The Transatlantic Book Club by Felicity Hayes-McCoy

Author:Felicity Hayes-McCoy
Language: eng
Format: epub
Publisher: Harper Perennial
Published: 2020-09-02T00:00:00+00:00


Chapter Twenty-Three

Mary’s visit extended into the evening. When she left, Pat called Cassie down and they chatted. According to Cassie, Brad was surprised by what he’d seen in Lissbeg. It wasn’t the kind of St Patrick’s Day parade that he’d envisaged, and Cassie, too, had found it different from what she’d expected. ‘I guess I’d imagined the sorts of things you see on TV. Majorettes and police bands and fountains spouting green water.’

‘Well, no, love, we wouldn’t go in for that.’

‘And the mayor and politicians glad-handing. And multicultural stuff. In Toronto last year we had a dancing green dragon.’

‘You’d get the odd politician out here, all right, but there wouldn’t be much call for dragons. I’d say they’d be more St George’s thing than St Patrick’s. Snakes, now. You might get snakes in a Patrick’s Day parade. Did you and Brad not enjoy yourselves?’

‘God, no, we loved it. Well, I know I did, and he had a ball.’

Mary would have been sure to ask if Cassie had plans to see Brad again, but Pat had a feeling the question wouldn’t be welcome. She decided to leave it at that. He’d looked like a decent fellow, very cheerful and charming but, like Mary said, there was something reserved about him. A kind of smoothness that seemed to keep you at bay. Pat wondered if Cassie wasn’t aware of it, or if she simply had no reason to care.

Later, when Cassie had gone out again, and Pat watched the Dublin parade on the evening news, she told herself she was getting as nosy as Mary. Cassie’s life was her own and she didn’t need her granny sticking her oar in. On the other hand, there were times when she seemed terribly young and vulnerable. She was a girl who’d struck out on her own far too young, perhaps, and had missed having a mother she could talk to. Sonny’s wife, Annette, was nice enough but, like Cassie’s siblings, she was a full-on businesswoman.
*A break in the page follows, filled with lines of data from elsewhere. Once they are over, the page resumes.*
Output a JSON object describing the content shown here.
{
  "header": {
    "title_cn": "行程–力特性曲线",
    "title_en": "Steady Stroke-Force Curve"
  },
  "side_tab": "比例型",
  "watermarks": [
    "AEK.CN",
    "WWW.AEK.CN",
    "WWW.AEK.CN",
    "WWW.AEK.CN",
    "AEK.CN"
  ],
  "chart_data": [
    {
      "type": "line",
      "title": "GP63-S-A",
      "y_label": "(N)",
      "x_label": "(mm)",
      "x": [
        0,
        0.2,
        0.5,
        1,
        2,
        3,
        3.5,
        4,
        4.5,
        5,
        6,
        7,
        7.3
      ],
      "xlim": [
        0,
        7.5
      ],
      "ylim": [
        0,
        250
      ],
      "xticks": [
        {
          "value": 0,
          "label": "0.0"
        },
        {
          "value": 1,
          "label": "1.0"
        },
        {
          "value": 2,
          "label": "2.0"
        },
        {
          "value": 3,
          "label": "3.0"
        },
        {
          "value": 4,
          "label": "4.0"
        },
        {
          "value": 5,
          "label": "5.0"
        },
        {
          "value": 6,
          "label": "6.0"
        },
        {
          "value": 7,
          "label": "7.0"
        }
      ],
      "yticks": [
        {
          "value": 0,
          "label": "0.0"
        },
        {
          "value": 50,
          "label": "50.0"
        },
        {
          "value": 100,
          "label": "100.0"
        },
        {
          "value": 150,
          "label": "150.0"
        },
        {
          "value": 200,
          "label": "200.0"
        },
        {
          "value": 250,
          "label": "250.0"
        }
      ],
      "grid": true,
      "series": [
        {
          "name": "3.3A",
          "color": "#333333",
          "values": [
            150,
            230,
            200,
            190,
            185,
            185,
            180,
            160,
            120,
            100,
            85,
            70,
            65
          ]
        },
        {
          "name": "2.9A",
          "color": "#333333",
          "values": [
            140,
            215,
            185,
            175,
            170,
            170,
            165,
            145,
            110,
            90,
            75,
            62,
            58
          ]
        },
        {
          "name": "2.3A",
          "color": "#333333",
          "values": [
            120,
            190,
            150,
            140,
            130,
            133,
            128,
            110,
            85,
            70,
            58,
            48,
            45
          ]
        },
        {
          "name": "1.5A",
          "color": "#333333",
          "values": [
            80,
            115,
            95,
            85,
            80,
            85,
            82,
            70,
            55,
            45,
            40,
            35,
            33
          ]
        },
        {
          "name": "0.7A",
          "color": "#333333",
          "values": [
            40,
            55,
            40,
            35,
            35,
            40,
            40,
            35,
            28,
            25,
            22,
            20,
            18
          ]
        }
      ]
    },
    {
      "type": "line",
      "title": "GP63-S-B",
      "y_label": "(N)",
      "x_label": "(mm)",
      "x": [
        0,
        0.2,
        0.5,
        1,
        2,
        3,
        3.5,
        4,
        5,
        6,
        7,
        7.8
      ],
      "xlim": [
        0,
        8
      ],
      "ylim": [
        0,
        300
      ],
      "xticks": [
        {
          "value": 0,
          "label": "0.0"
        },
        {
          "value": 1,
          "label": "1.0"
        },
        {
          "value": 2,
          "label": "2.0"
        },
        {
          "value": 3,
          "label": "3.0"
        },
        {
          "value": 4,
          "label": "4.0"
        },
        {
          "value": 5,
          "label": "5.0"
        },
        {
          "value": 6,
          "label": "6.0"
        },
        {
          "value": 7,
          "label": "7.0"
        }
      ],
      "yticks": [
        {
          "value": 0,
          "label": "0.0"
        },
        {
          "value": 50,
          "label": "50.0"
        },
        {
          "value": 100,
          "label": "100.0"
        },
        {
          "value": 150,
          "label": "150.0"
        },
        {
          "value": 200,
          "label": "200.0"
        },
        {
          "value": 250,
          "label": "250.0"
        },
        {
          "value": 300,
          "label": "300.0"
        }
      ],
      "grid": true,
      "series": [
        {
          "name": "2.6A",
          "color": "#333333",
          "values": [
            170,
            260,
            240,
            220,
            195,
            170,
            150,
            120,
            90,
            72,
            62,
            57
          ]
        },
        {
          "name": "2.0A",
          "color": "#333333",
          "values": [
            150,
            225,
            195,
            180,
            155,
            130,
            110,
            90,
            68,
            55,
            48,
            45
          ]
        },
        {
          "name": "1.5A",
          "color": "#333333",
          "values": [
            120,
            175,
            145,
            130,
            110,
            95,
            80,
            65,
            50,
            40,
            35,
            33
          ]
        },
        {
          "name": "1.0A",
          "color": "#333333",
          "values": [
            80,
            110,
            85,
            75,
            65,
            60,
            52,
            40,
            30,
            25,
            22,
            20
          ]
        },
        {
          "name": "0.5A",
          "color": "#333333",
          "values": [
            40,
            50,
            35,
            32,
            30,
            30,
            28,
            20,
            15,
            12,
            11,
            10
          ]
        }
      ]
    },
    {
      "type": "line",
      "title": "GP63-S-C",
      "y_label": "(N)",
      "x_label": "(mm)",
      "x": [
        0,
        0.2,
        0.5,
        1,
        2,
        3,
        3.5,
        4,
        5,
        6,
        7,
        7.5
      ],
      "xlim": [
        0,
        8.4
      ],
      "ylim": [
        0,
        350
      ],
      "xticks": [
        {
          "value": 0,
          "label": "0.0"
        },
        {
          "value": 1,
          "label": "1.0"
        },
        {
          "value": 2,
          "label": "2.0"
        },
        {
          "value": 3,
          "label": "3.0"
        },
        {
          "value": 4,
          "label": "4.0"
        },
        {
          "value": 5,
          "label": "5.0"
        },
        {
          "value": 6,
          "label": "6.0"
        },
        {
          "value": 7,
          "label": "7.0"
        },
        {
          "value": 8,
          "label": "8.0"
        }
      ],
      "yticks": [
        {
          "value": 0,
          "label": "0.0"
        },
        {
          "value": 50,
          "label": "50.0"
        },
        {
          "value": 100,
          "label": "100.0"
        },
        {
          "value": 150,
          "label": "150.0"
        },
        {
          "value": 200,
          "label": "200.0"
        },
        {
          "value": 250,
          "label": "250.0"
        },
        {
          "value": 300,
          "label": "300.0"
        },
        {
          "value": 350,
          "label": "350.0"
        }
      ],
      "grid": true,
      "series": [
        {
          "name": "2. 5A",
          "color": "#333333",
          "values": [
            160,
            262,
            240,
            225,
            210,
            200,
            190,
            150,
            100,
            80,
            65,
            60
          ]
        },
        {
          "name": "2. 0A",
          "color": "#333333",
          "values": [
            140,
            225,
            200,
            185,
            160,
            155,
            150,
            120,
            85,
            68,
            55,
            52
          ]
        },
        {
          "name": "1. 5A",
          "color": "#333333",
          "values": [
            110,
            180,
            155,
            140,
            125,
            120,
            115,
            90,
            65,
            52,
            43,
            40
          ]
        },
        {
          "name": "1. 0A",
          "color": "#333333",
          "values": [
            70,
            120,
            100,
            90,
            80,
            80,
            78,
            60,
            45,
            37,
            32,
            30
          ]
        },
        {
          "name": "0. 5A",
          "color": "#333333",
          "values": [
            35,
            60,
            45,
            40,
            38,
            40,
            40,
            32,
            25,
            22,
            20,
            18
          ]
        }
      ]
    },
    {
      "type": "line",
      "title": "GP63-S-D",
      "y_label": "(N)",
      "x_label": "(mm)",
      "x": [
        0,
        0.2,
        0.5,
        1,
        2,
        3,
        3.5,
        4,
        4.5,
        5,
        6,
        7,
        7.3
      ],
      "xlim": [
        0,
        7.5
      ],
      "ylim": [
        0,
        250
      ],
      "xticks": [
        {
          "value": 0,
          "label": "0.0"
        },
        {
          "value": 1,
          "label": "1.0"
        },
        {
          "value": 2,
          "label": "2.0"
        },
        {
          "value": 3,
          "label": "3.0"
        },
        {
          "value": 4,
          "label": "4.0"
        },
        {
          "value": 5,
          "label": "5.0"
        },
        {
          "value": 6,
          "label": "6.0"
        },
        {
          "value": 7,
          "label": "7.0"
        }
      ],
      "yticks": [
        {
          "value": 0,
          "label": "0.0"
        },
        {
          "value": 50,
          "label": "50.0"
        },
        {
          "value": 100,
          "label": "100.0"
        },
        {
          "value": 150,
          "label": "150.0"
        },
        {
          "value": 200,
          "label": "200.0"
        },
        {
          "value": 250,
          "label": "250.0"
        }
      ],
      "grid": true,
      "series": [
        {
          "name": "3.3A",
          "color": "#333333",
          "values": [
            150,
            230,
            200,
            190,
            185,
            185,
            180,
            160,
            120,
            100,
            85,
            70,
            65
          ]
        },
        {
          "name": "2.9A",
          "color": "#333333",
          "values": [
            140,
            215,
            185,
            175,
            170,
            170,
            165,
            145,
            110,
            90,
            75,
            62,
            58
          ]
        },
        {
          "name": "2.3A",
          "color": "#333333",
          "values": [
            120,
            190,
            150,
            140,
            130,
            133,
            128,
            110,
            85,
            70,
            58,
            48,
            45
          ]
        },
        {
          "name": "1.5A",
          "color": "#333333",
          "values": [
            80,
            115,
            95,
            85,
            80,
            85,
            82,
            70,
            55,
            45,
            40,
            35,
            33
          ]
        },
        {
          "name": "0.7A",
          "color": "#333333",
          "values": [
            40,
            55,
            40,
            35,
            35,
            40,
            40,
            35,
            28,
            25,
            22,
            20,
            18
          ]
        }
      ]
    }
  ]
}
When the children were young she’d left them to a nanny, descending in a guilty whirl if they were ill or did badly at school, and otherwise being absent or unavailable. Cassie’s career choice had made no sense to her mother, who saw her freewheeling lifestyle as irresponsible. If Cassie were in love, Pat was sure that Annette wouldn’t notice, and if she’d fallen for a lad who worked on cruise ships he wouldn’t be deemed good enough for her upwardly mobile family.

As she turned off the news before going to bed, Pat reflected that she’d been younger than Cassie was now when she’d spent that summer in Resolve. Ger had proposed to her on the beach where the four of them had gone to celebrate Mary and Tom’s engagement. They’d planned a night at the pictures in Carrick after a drink in the pub, but the news of the engagement had put paid to that. Instead they’d taken a bottle of Blue Nun down to the beach near Lissbeg.